Tuesday, December 21, 2010


For the past few months I have been in the slow process of accepting that I cannot read all the books in the world AND that it is not necessary to read all the books in my immediate vicinity if I do not really feel interested in them even if they are supposed to be good AND that I do not need to keep books that I am quite certain I will never refer to again and/or I didn't like. I am making good progress on things I do like, which means I'm having to shelve more stuff, which means I need more space, so everything I do not anticipate ever needing to reference must go.

The most shocking thing that I intend to get rid of is Margaret Atwood's Wilderness Tips. A secret that I mostly try to keep is that I am not really interested in Margaret Atwood's world view. The Handmaid's Tale was good, though deeply depressing. Her other writing leaves me cold and unmoved, and one short story, "Hairball," very nearly made me puke. Sheer grossness and also incredibly malicious and not at all funny. The sort of feminism that she likes strikes me as kind of warped and curiously dated. The only thing I have really liked is "Death by Landscape," which is fantastic and creepy and perfect. I don't know why I'm going into this. I think I feel guilty getting rid of Margaret Atwood because there's nothing wrong with her writing. She just isn't for me. I am also not totally wild for Alice Munro. Dear Canadian writers born in the thirties: I'm sorry. Apparently I just don't get you. No hard feelings, okay? Maybe I'll understand when I'm seventy.

I'm also returning to Ivan, while she's home, the untouched and dusty copy of Sophie's World that she lent me something like ten years ago. It's very long and it's about philosophy and something else I've come to accept is that my interest in philosophy is rather narrow. It will not last five HUNDRED pages. I think that Modern Philosophy class I took my first semester in college was a mistake. What I really wanted to take was non-modern philosophy, but instead I ended up reading a book called Mortal Questions, which I think we can all agree is a fairly pretentious title for something not written by Plato.

However, I am keeping Labyrinths, by Jorge Luis Borges, even though it is 25% boring and is therefore 25% unread.
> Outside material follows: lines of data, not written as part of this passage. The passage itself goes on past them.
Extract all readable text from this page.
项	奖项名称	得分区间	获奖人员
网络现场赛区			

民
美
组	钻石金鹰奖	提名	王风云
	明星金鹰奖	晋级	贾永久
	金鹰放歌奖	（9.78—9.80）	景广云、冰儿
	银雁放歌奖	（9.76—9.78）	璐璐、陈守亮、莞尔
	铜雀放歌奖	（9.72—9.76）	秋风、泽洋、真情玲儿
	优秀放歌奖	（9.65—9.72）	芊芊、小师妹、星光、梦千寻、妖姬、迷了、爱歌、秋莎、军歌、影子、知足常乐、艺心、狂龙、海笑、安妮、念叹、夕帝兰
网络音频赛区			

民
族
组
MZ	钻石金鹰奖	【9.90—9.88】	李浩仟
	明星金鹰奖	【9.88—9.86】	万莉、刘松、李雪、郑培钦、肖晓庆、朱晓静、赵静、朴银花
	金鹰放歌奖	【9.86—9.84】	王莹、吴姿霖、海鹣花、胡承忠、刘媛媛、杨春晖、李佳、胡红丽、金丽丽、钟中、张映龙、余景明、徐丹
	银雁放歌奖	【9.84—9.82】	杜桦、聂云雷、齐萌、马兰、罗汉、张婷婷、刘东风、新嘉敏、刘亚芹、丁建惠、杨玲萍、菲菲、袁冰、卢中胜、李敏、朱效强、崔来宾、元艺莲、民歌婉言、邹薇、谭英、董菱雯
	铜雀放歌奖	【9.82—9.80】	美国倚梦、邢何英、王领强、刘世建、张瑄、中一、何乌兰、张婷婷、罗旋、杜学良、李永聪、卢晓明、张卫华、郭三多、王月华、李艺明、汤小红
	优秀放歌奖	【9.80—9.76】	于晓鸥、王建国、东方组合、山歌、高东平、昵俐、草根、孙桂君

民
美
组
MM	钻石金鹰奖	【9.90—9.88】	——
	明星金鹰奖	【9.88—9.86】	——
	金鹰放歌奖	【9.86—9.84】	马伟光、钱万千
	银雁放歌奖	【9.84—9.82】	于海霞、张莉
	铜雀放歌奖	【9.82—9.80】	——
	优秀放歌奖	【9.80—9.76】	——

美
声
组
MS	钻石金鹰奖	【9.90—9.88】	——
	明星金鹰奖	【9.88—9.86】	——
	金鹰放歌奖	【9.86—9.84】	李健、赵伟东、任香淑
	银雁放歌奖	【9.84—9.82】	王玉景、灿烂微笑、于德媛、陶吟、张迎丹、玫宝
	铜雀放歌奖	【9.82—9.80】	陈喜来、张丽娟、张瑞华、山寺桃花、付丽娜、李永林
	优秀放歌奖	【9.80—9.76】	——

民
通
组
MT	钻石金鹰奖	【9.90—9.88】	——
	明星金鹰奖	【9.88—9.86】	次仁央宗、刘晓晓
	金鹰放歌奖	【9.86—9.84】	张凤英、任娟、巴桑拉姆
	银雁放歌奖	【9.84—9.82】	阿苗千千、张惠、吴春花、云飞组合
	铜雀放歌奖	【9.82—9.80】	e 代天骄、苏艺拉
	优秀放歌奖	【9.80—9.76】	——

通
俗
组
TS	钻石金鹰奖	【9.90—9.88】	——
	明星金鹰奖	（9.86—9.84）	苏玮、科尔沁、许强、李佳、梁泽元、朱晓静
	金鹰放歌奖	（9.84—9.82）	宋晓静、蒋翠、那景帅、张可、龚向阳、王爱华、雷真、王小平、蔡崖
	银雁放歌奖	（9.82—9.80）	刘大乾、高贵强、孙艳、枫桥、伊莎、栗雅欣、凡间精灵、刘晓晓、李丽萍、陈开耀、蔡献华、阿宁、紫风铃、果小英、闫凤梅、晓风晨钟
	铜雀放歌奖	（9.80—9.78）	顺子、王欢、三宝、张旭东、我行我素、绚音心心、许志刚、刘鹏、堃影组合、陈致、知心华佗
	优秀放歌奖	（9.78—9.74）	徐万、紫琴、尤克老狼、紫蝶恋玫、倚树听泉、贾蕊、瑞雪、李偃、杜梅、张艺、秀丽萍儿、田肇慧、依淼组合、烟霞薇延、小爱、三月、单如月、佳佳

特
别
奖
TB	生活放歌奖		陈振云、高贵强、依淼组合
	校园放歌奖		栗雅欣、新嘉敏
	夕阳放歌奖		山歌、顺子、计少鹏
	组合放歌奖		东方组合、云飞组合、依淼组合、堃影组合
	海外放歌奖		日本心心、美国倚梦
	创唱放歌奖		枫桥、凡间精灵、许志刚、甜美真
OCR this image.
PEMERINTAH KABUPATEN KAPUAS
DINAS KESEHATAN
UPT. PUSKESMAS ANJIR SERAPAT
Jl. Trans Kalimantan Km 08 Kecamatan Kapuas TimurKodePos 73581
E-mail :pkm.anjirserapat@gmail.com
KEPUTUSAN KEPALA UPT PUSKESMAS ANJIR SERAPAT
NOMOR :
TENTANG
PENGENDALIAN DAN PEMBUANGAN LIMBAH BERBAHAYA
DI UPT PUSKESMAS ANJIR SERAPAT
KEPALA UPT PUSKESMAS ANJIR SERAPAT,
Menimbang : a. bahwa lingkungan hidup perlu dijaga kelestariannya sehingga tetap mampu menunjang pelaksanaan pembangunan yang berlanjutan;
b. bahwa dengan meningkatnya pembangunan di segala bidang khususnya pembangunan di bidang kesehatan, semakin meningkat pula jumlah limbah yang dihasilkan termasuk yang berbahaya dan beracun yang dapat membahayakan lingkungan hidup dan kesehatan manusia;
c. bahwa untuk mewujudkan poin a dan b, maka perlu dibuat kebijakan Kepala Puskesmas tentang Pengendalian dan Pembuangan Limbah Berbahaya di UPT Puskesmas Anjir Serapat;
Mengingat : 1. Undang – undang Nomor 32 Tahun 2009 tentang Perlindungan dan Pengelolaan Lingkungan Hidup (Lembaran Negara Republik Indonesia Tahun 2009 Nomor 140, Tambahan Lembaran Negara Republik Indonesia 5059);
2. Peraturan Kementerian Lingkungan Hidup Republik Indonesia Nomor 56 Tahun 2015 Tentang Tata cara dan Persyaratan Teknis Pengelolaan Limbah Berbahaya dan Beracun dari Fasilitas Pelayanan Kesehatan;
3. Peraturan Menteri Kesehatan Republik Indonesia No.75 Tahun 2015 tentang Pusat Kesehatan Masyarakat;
Formerly this would have been unacceptable to me but I decided to accept it because I wanted to get to John Cheever. Anyway, when I like Borges's stories, I like them a lot and find them mesmerizing. The rest of the time, I have a hard time staying awake. Borges seems to have been more interested in ideas than people, and the humans in his stories tend to be ciphers in the enactment of an idea. This makes his writing very beautiful and unsettling, and gives you the feeling that the world is much more mysterious than you had previously believed, but at the same time it's difficult to be emotionally engaged in any given story. He is compared often to Edgar Allen Poe, but I find myself on the edge of my seat with Poe, and with Borges I am usually sort of flummoxed until the end, at which point I say, "Oh," and turn to the next story. I would also like to complain that he uses too many proper nouns. This probably seems overly picky, but if you start your story with a really long sentence involving fifteen clauses, and it's full of names and places in languages your eyes are not accustomed to, and includes several faux-academic references that require a great deal of messy punctuation, and you don't get to the main verb until you're three words from the end, it is not MY fault if I go into the second sentence not knowing what the hell you are trying to get at. . . . Nevertheless, if you feel like reading some Borges, I particularly like "The Garden of Forking Paths" and "The Zahir." One thing about him is that his stories are very short.

I am now reading a huge collection of short stories by John Cheever. The upper-middle-class ennui is absolutely smothering. His problems were so preventable. Sometimes you just want to shout STOP DRINKING, JOHN CHEEVER! THE WORLD WILL LOOK BETTER! ALSO, FYI,  IT IS OKAY TO BE GAY. But does he listen? No. He died twenty-eight years ago. If he were born today he would be an entirely different and likely much happier person. I find that very sad. But his writing is still good. So there's that. This post is about acceptance, after all.